Mas como se chega ao valor de mercado de um clube?
O primeiro passo é analisar a composição dos ativos e passivos que farão parte da SAF. Muitos clubes possuem, além do time de futebol profissional, uma sede social e esportiva com associados, estádio, centro de treinamento, equipes profissionais de outras modalidades e categorias de base, entre outros ativos. Além disso, é preciso analisar as fontes de receitas, dos custos, despesas, tributos, depreciação, investimentos e capital de giro que compõem o fluxo de caixa projetado para a SAF, e também definir o volume de cotas a ser negociado.
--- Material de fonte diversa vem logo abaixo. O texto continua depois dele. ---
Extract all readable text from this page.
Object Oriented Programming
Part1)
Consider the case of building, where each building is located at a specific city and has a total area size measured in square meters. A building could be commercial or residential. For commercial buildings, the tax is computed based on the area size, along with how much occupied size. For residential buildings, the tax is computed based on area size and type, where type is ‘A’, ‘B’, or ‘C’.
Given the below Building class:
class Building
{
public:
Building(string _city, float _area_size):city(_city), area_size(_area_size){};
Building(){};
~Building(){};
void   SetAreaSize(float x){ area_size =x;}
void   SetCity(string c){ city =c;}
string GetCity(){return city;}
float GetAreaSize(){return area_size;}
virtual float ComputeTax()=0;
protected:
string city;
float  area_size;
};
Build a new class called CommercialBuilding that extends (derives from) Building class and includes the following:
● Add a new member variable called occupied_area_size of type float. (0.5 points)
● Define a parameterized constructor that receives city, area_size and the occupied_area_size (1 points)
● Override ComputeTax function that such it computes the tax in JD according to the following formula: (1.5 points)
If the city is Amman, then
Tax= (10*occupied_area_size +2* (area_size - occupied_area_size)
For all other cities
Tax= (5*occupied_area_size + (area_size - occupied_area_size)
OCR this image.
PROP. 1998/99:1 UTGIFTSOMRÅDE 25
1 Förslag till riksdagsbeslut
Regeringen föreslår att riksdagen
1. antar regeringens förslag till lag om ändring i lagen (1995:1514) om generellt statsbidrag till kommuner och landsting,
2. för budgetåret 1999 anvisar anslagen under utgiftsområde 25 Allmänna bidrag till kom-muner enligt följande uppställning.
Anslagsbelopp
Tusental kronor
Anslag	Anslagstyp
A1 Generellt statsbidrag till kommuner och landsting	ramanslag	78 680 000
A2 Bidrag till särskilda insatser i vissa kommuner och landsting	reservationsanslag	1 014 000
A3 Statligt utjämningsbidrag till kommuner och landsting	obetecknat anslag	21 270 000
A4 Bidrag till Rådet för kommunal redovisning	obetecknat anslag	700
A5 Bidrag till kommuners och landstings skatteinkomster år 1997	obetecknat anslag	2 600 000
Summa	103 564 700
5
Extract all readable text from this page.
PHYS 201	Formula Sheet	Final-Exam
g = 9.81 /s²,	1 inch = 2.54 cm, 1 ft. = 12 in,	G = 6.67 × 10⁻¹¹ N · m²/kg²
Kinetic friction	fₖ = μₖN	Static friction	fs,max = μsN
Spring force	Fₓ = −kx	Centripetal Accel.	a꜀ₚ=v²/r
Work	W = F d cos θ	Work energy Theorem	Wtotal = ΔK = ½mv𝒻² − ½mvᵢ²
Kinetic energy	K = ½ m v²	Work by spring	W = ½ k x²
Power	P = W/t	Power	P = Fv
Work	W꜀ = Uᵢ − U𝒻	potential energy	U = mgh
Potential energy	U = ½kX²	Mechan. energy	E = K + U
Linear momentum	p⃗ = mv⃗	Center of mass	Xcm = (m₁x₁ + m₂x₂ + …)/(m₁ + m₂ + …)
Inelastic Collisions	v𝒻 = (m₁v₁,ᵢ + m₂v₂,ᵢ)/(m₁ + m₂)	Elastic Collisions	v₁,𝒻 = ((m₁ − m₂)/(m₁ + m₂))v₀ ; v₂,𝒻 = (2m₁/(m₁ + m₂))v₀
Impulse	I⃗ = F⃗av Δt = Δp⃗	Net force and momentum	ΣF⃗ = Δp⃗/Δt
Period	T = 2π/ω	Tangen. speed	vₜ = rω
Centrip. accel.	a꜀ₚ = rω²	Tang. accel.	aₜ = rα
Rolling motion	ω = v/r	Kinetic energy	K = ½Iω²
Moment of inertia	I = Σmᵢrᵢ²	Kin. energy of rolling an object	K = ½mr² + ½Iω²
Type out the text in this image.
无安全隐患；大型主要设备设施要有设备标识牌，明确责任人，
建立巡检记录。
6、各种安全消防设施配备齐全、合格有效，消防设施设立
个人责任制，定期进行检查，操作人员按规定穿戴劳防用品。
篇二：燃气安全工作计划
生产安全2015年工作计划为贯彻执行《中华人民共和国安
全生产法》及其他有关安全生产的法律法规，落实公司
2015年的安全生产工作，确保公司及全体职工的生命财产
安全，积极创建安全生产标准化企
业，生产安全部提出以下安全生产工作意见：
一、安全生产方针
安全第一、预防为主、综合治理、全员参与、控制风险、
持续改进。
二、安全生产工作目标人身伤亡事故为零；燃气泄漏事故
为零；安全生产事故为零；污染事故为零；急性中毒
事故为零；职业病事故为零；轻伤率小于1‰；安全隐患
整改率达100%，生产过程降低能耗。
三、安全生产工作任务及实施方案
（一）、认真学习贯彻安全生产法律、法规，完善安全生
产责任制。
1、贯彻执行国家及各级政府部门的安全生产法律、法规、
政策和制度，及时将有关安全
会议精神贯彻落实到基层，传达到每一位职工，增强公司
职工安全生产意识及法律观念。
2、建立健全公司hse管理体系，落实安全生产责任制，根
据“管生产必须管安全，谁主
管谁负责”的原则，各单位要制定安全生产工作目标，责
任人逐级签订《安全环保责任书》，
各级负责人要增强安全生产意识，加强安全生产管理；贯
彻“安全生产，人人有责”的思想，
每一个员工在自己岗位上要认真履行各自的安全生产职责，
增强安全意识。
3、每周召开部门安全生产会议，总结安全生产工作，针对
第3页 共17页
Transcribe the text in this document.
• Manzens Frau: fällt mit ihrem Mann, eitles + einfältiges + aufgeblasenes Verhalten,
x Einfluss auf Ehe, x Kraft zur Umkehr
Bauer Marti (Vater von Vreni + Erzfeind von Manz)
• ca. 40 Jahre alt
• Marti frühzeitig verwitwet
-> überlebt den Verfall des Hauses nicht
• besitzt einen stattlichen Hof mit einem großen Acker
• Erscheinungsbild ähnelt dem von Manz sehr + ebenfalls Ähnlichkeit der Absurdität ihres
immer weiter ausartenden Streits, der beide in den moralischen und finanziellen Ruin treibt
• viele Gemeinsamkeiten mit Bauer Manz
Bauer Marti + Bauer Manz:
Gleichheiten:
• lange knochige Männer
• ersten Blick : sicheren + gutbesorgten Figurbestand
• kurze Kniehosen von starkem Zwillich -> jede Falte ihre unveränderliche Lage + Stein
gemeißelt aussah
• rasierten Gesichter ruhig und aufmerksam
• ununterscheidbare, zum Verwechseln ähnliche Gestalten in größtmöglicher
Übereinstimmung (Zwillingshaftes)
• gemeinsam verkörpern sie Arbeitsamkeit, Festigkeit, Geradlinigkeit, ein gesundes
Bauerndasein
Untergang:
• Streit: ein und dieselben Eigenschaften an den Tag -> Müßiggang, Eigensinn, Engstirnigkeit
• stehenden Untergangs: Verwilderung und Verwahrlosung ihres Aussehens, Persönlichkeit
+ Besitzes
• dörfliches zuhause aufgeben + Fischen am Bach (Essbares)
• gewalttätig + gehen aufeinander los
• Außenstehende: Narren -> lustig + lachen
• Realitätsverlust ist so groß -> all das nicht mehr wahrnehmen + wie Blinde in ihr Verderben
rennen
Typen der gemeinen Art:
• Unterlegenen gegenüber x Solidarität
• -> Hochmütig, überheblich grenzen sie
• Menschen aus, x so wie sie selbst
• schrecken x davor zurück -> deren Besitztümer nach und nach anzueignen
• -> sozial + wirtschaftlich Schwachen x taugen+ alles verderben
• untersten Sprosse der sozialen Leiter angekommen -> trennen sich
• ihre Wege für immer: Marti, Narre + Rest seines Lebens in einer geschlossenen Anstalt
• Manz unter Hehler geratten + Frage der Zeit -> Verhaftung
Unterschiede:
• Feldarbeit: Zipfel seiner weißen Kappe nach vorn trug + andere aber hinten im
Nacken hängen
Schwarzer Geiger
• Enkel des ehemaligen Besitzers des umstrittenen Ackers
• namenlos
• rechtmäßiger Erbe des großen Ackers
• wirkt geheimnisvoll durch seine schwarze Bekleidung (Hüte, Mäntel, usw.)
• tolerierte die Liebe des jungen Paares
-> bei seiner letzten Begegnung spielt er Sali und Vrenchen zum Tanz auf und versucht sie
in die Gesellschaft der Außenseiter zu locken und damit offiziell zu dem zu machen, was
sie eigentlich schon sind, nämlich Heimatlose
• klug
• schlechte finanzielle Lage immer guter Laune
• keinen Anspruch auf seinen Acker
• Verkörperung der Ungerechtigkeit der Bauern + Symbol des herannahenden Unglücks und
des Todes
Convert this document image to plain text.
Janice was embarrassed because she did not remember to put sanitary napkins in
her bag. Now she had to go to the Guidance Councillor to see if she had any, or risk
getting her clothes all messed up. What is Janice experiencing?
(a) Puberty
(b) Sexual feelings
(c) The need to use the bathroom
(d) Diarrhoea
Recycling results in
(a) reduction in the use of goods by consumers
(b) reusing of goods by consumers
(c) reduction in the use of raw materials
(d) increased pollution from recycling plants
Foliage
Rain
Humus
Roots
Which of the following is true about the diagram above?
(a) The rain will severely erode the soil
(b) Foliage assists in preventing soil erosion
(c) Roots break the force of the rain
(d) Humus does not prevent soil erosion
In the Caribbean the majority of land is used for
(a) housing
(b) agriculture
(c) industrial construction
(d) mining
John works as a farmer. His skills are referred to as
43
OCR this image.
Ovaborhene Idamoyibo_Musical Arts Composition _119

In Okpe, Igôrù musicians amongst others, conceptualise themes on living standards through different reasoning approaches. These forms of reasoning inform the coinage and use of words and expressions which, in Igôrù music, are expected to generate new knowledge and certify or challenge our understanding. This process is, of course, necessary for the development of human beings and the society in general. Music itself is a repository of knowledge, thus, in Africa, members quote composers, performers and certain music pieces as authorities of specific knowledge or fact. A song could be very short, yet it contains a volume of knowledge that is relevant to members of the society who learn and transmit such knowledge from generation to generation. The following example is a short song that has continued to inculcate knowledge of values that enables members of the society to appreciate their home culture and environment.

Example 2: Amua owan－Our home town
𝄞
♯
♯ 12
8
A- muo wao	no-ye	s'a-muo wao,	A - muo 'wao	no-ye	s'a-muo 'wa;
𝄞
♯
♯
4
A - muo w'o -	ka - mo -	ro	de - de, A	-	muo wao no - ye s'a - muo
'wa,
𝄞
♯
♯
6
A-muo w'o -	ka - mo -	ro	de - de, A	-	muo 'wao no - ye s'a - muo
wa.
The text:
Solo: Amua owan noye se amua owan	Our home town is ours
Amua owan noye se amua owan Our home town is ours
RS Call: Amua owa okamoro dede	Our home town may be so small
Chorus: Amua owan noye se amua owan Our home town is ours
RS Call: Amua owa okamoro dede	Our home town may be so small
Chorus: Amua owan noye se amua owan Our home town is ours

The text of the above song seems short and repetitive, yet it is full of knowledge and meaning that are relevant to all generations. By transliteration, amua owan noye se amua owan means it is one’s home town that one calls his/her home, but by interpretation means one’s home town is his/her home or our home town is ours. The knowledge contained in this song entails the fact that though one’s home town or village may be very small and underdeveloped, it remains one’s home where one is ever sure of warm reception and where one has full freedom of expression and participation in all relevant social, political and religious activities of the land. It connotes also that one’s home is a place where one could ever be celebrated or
A partir de todos esses dados, pode-se fazer uma abordagem da renda, baseada na projeção de fluxo de caixa futuro, capturando o valor dos ativos tangíveis e intangíveis (marca e torcida, por exemplo) no fluxo de caixa. Essa metodologia leva em consideração a projeção de alguns anos dos itens já citados, cujos resultados são trazidos a valores presentes, incluindo uma taxa de desconto que reflita o risco do negócio. Portanto, é essencial ter um bom entendimento da composição de cada item, checando a confiabilidade dos dados, para refletir de forma assertiva o valor do negócio.
Desafios
A começar pela receita, é fundamental analisar as fontes a serem incluídas no ativo em negociação, como os campeonatos disputados (Regional, Brasileiro, Copa do Brasil, Sul-Americana, Libertadores, Mundial), com suas distintas premiações por fase e pela colocação do time ao final da competição, considerando se o time está em ascensão ou queda. Outras fontes que merecem atenção são a venda dos direitos de transmissão dos jogos para TVs e outras plataformas, a venda de ingressos, anuidades do programa de sócio-torcedor, patrocínios, venda de produtos licenciados e venda ou empréstimo de jogadores.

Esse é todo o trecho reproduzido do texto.